Far from being radicalised by the failure of the west to act, large numbers of Muslims were radicalised by western intervention in the Balkans. Their movement to Bosnia was facilitated by Washington’s support for a military gateway between the Islamic world and Bosnia, and inside Bosnia they fought with a military outfit that Washington armed. They were also inspired to take up arms against the Serbs by western media depictions of the Serbs as sub-human savages who deserved ‘punishment’. The mujahideen meted out such punishment, in the form of stabbings, beheadings and forced circumcisions, as well as ordinary warfare.

Many of the mujahideen who fought in Bosnia went on to become al-Qaida operatives. They learned their trade of simplistic moral fury and brutal violence on the battlefields of Bosnia, where they were enticed and inflamed to execute holy war against the Serbs by western meddling and western media coverage.

And now it’s Kosovo — deja vu all over again!

Bantustans for Europe? Should Kosovo be independent?

Is Europe about to get its own independent homeland of Bapetikosweti? The Nato attack on Yugoslavia in 1999 (which was every bit as foolish as the US invasion of Iraq in 2003, lest anyone think that there is any significant difference between the two major US political parties) not only failed to solve the problems of Kosovo, it exacerbated them.

One of the things that seemed odd to me, as a South African, was that just at the time that we were at last abandoning the follies of apartheid, Europe seemed to be embracing them. The following extract from an article by Jan Oberg puts the situation in a nutshell:

One of the most dangerous and unrealistic ideas circulating today in international politics is that the Serbian province of Kosovo is a “unique” case.

So much blood has been shed and so many international administrations and peacekeeping forces have ruled in dozens of other regions around the world facing a similar situation involving separatism. Abkhazia, South Ossetia, Palestine, Northern Cyprus, the Basque region, Chechnya, Northern Ireland, Tibet, Taiwan, Kurdistan …

People in all of these areas, and many more, are following the Kosovo story very closely, especially given that most of them have suffered more violent conflicts and have waited for the solution of their problems much longer than the province of Kosovo.

Given the continuous pressure on the Serbian community in Kosovo, it is easy to imagine that the independence of the province would most certainly lead to a mono-ethnic Albanian Kosovo. Serbs who left would never come back.

Such a result would completely undermine the arguments of those who supported the NATO bombings in 1999, which were said to be carried out for the “multiethnicity” of Kosovo. The 1999 bombings would be seen as a campaign for Kosovo’s independence, which is a long way from the proclaimed goals of the “humanitarian intervention.”

It has been an open secret for a while now that “goodwill advisers” have been suggesting to the team of the United Nations chief negotiator for Kosovo, Martti Ahtisaari, to find a legal basis for the “uniqueness” of Kosovo in order to avoid setting a precedent that could affect other regions of the world.
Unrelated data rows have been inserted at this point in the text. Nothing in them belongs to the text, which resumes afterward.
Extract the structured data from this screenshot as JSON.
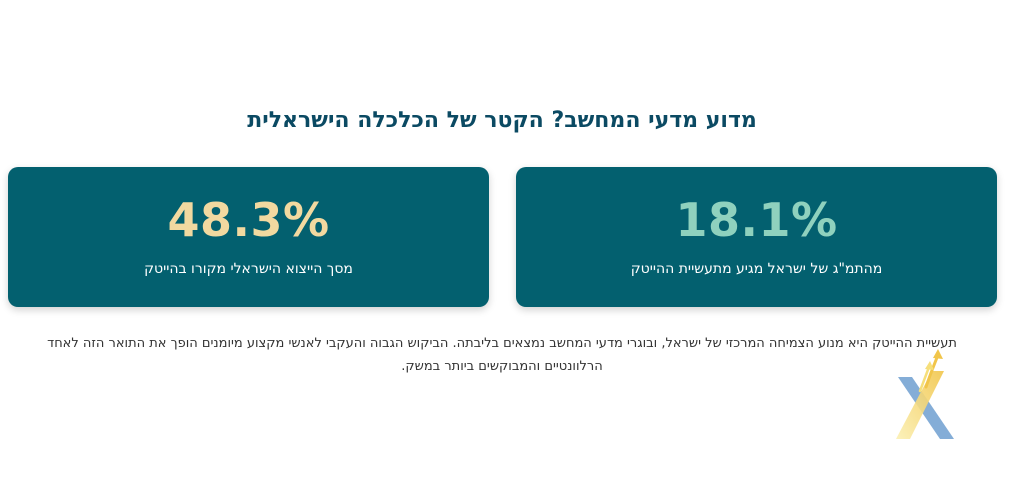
{
  "section": {
    "title": "מדוע מדעי המחשב? הקטר של הכלכלה הישראלית"
  },
  "stats": [
    {
      "value": "18.1%",
      "label": "מהתמ\"ג של ישראל מגיע מתעשיית ההייטק",
      "value_color": "#8fd1be"
    },
    {
      "value": "48.3%",
      "label": "מסך הייצוא הישראלי מקורו בהייטק",
      "value_color": "#f2d9a0"
    }
  ],
  "description": "תעשיית ההייטק היא מנוע הצמיחה המרכזי של ישראל, ובוגרי מדעי המחשב נמצאים בליבתה. הביקוש הגבוה והעקבי לאנשי מקצוע מיומנים הופך את התואר הזה לאחד הרלוונטיים והמבוקשים ביותר במשק.",
  "colors": {
    "card_background": "#03606f",
    "title": "#0b4a63",
    "logo_blue": "#6f9fd0",
    "logo_yellow": "#f6df7a"
  },
  "logo": {
    "icon": "x-arrow-logo-icon"
  }
}
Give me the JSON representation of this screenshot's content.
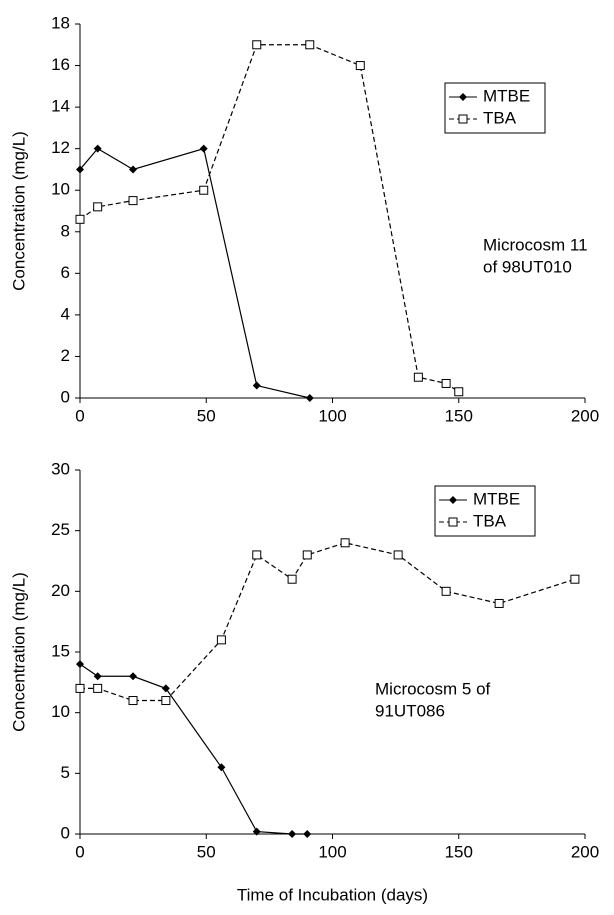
{
  "chart_data": [
    {
      "type": "line",
      "ylabel": "Concentration (mg/L)",
      "xlim": [
        0,
        200
      ],
      "xticks": [
        0,
        50,
        100,
        150,
        200
      ],
      "ylim": [
        0,
        18
      ],
      "yticks": [
        0,
        2,
        4,
        6,
        8,
        10,
        12,
        14,
        16,
        18
      ],
      "legend": "upper right",
      "annotation": [
        "Microcosm 11",
        "of 98UT010"
      ],
      "series": [
        {
          "name": "MTBE",
          "color": "#000000",
          "line": "solid",
          "marker": "diamond",
          "x": [
            0,
            7,
            21,
            49,
            70,
            91
          ],
          "values": [
            11,
            12,
            11,
            12,
            0.6,
            0
          ]
        },
        {
          "name": "TBA",
          "color": "#000000",
          "line": "dashed",
          "marker": "square",
          "x": [
            0,
            7,
            21,
            49,
            70,
            91,
            111,
            134,
            145,
            150
          ],
          "values": [
            8.6,
            9.2,
            9.5,
            10,
            17,
            17,
            16,
            1.0,
            0.7,
            0.3
          ]
        }
      ]
    },
    {
      "type": "line",
      "ylabel": "Concentration (mg/L)",
      "xlabel": "Time of Incubation (days)",
      "xlim": [
        0,
        200
      ],
      "xticks": [
        0,
        50,
        100,
        150,
        200
      ],
      "ylim": [
        0,
        30
      ],
      "yticks": [
        0,
        5,
        10,
        15,
        20,
        25,
        30
      ],
      "legend": "upper right",
      "annotation": [
        "Microcosm 5 of",
        "91UT086"
      ],
      "series": [
        {
          "name": "MTBE",
          "color": "#000000",
          "line": "solid",
          "marker": "diamond",
          "x": [
            0,
            7,
            21,
            34,
            56,
            70,
            84,
            90
          ],
          "values": [
            14,
            13,
            13,
            12,
            5.5,
            0.2,
            0,
            0
          ]
        },
        {
          "name": "TBA",
          "color": "#000000",
          "line": "dashed",
          "marker": "square",
          "x": [
            0,
            7,
            21,
            34,
            56,
            70,
            84,
            90,
            105,
            126,
            145,
            166,
            196
          ],
          "values": [
            12,
            12,
            11,
            11,
            16,
            23,
            21,
            23,
            24,
            23,
            20,
            19,
            21
          ]
        }
      ]
    }
  ]
}
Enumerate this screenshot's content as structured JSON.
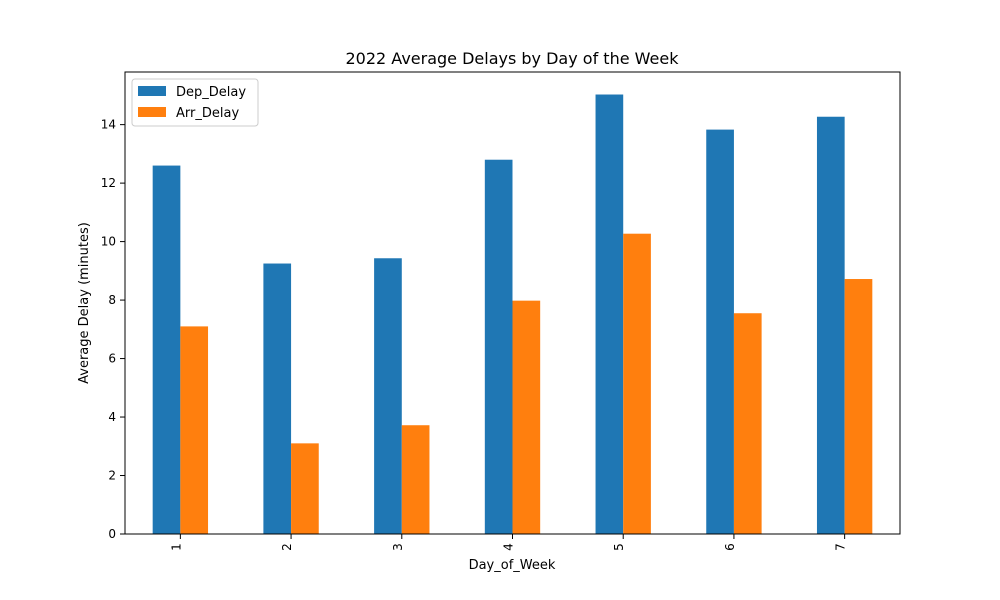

But Ahtisaari should avoid a “one- time solution” that gives independence to Kosovo. Breaching international law might appease Albanian separatist aspirations in Kosovo, but it would certainly open a Pandora’s box of separatist causes worldwide.

Jan Oberg, Lund, Sweden. Director of the Transnational Foundation for Peace and Future Research

Aleksandar Mitic, Brussels. Chief Analyst at the Institute 4S and TFF Balkans team leader

There is also a longer and more detailed article about the ethnic cleansing that has been taking place under Nato supervision here.

Apartheid didn’t work in South Africa, where its detractors sometimes referred to it as “balkanisation“. And now it has been re-exported to Europe, where the voices calling for the Bantustanisation of the Balkans are growing louder.

It’s a strange, strange world we live in, Master Jack.